The next “dark” painting is “The Scream” by Munch. His life was one big black streak of tragedy - the death of his mother at an early age, the death of his sister and brother, then the “schizophrenia” of another sister. In the 90s, after a nervous breakdown, he was treated with electric shock. He is afraid of sex and therefore not to marry. Munch dies at the age of 81, having handed over his paintings (1200), sketches (4500) and 18,000 photographs.
Munch's main painting was his "The Scream".

Many who had to come into contact with the painting receive a blow of fate - they get sick, quarrel with loved ones, fall into severe depression or die.
There are also some very scary stories. One employee, a completely healthy person, accidentally dropped it and as a result received attacks of headache with increasing severity, this lasted until the employee committed suicide. Another person who dropped the painting was in a car accident and received severe fractures of his arms, legs, ribs, pelvis and a concussion. And here we can include a curious visitor who poked the picture with his finger. A few days later he burns alive in his own house.

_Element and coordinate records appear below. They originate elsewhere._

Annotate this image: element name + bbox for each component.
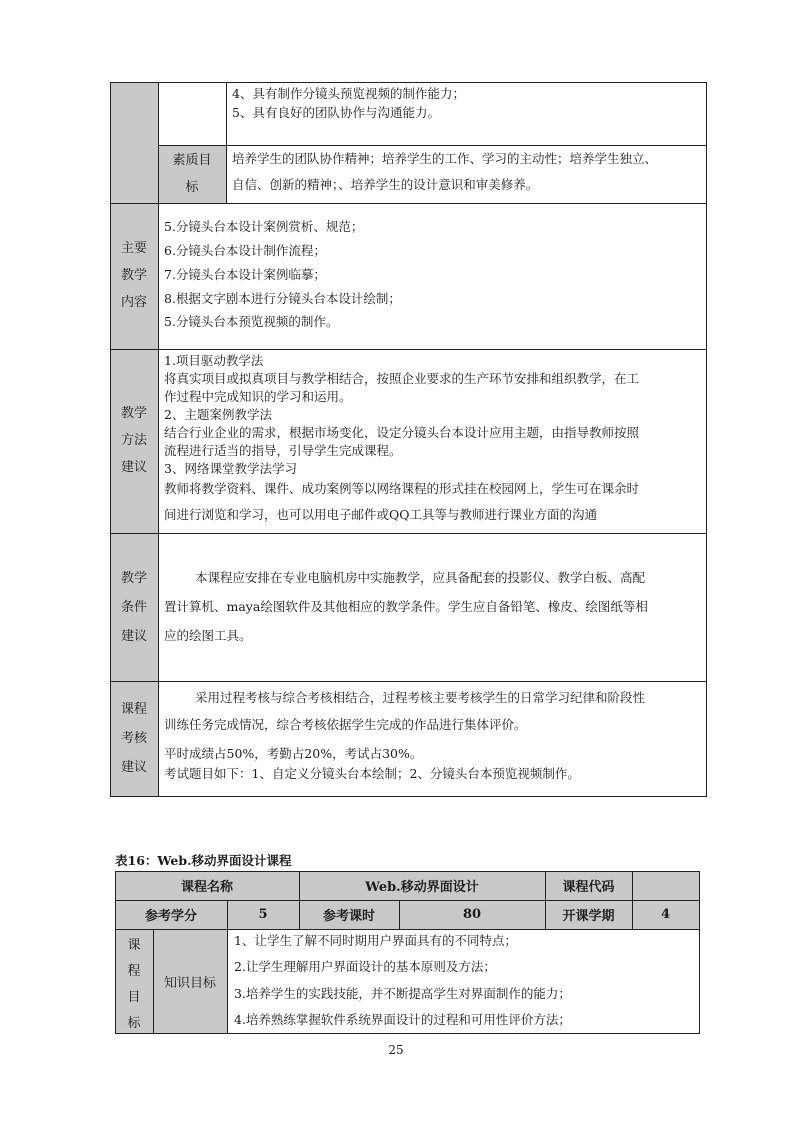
content-item: 8.根据文字剧本进行分镜头台本设计绘制； <box>164 291 401 306</box>
method-label-line2: 方法 <box>120 433 147 448</box>
table-caption: 表16：Web.移动界面设计课程 <box>115 853 292 868</box>
quality-goal-label-line1: 素质目 <box>172 153 212 168</box>
method-line: 3、网络课堂教学法学习 <box>164 461 297 476</box>
skill-goal-5: 5、具有良好的团队协作与沟通能力。 <box>232 105 440 120</box>
knowledge-goal-item: 3.培养学生的实践技能，并不断提高学生对界面制作的能力； <box>234 986 571 1001</box>
page-number: 25 <box>388 1043 404 1057</box>
condition-label-line3: 建议 <box>120 629 147 644</box>
goal-label-char: 程 <box>127 964 141 979</box>
assessment-label-line3: 建议 <box>120 760 147 775</box>
method-label-line1: 教学 <box>120 406 147 421</box>
condition-line: 应的绘图工具。 <box>164 628 252 643</box>
content-label-line2: 教学 <box>120 268 147 283</box>
content-item: 5.分镜头台本预览视频的制作。 <box>164 314 339 329</box>
assessment-line: 采用过程考核与综合考核相结合，过程考核主要考核学生的日常学习纪律和阶段性 <box>195 690 646 705</box>
method-label-line3: 建议 <box>120 460 147 475</box>
condition-line: 置计算机、maya绘图软件及其他相应的教学条件。学生应自备铅笔、橡皮、绘图纸等相 <box>164 599 648 614</box>
hours-value: 80 <box>462 907 482 922</box>
method-line: 教师将教学资料、课件、成功案例等以网络课程的形式挂在校园网上，学生可在课余时 <box>164 481 640 496</box>
content-label-line1: 主要 <box>120 241 147 256</box>
course-name-value: Web.移动界面设计 <box>365 880 479 895</box>
knowledge-goal-item: 2.让学生理解用户界面设计的基本原则及方法； <box>234 959 496 974</box>
term-label: 开课学期 <box>562 909 615 924</box>
method-line: 流程进行适当的指导，引导学生完成课程。 <box>164 443 402 458</box>
course-code-label: 课程代码 <box>562 880 615 895</box>
condition-label-line2: 条件 <box>120 600 147 615</box>
method-line: 结合行业企业的需求，根据市场变化，设定分镜头台本设计应用主题，由指导教师按照 <box>164 425 640 440</box>
quality-goal-label-line2: 标 <box>185 180 199 195</box>
quality-goal-line1: 培养学生的团队协作精神；培养学生的工作、学习的主动性；培养学生独立、 <box>232 151 658 166</box>
credit-label: 参考学分 <box>144 909 197 924</box>
content-item: 5.分镜头台本设计案例赏析、规范； <box>164 219 364 234</box>
method-line: 间进行浏览和学习，也可以用电子邮件或QQ工具等与教师进行课业方面的沟通 <box>164 507 597 522</box>
goal-label-char: 标 <box>127 1016 141 1031</box>
goal-label-char: 课 <box>127 938 141 953</box>
hours-label: 参考课时 <box>322 909 375 924</box>
method-line: 2、主题案例教学法 <box>164 407 272 422</box>
course-name-label: 课程名称 <box>180 880 233 895</box>
method-line: 作过程中完成知识的学习和运用。 <box>164 389 352 404</box>
skill-goal-4: 4、具有制作分镜头预览视频的制作能力； <box>232 86 465 101</box>
method-line: 将真实项目或拟真项目与教学相结合，按照企业要求的生产环节安排和组织教学，在工 <box>164 371 640 386</box>
goal-label-char: 目 <box>127 990 141 1005</box>
condition-line: 本课程应安排在专业电脑机房中实施教学，应具备配套的投影仪、教学白板、高配 <box>195 570 646 585</box>
condition-label-line1: 教学 <box>120 571 147 586</box>
quality-goal-line2: 自信、创新的精神；、培养学生的设计意识和审美修养。 <box>232 177 539 192</box>
assessment-label-line2: 考核 <box>120 731 147 746</box>
content-label-line3: 内容 <box>120 295 147 310</box>
assessment-line: 平时成绩占50%，考勤占20%，考试占30%。 <box>164 746 423 761</box>
term-value: 4 <box>660 907 671 922</box>
content-item: 6.分镜头台本设计制作流程； <box>164 243 326 258</box>
knowledge-goal-item: 1、让学生了解不同时期用户界面具有的不同特点； <box>234 933 517 948</box>
method-line: 1.项目驱动教学法 <box>164 353 264 368</box>
assessment-label-line1: 课程 <box>120 702 147 717</box>
knowledge-goal-item: 4.培养熟练掌握软件系统界面设计的过程和可用性评价方法； <box>234 1012 571 1027</box>
assessment-line: 训练任务完成情况，综合考核依据学生完成的作品进行集体评价。 <box>164 717 527 732</box>
content-item: 7.分镜头台本设计案例临摹； <box>164 267 326 282</box>
assessment-line: 考试题目如下：1、自定义分镜头台本绘制；2、分镜头台本预览视频制作。 <box>164 766 580 781</box>
credit-value: 5 <box>258 907 268 922</box>
knowledge-goal-label: 知识目标 <box>163 975 216 991</box>
course-code-value <box>632 871 699 900</box>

Dutchman Pieter Bruegel the Elder wrote “The Adoration of the Magi” within two years.

The model for the Virgin Mary was his cousin, a barren woman who was beaten by her husband for this. It was she who caused the bad aura of the picture. The canvas was bought by collectors four times and after that, no children were born in the families for 10-12 years. In 1637, Jacob van Kampen bought the painting. By that time, he already had three descendants, so he was not afraid of the curse.

If you look at this image for about five minutes in a row, the girl in the picture changes - her eyes turn red, her hair turns black, and fangs grow.

“The Rain Woman” was written by Svetlana Taurus in 1996. Half a year before, she began to feel some kind of attention, observation.

Then one day Svetlana approached the canvas and saw this woman there, her whole image, colors, textures. She painted the picture very quickly, it felt like someone was moving the artist’s hand.
After this, Svetlana tried to sell the painting. But the first buyer quickly returned the painting, because it seemed to her that there was someone in the apartment, she dreamed of this woman.

There was a feeling of silence, a feeling of fear and anxiety. Rain. The same thing was repeated several more times. Now the painting hangs in one of the stores, but there are no more buyers for it. Although the artist thinks that the painting is simply waiting for its viewer, the one for whom it is intended.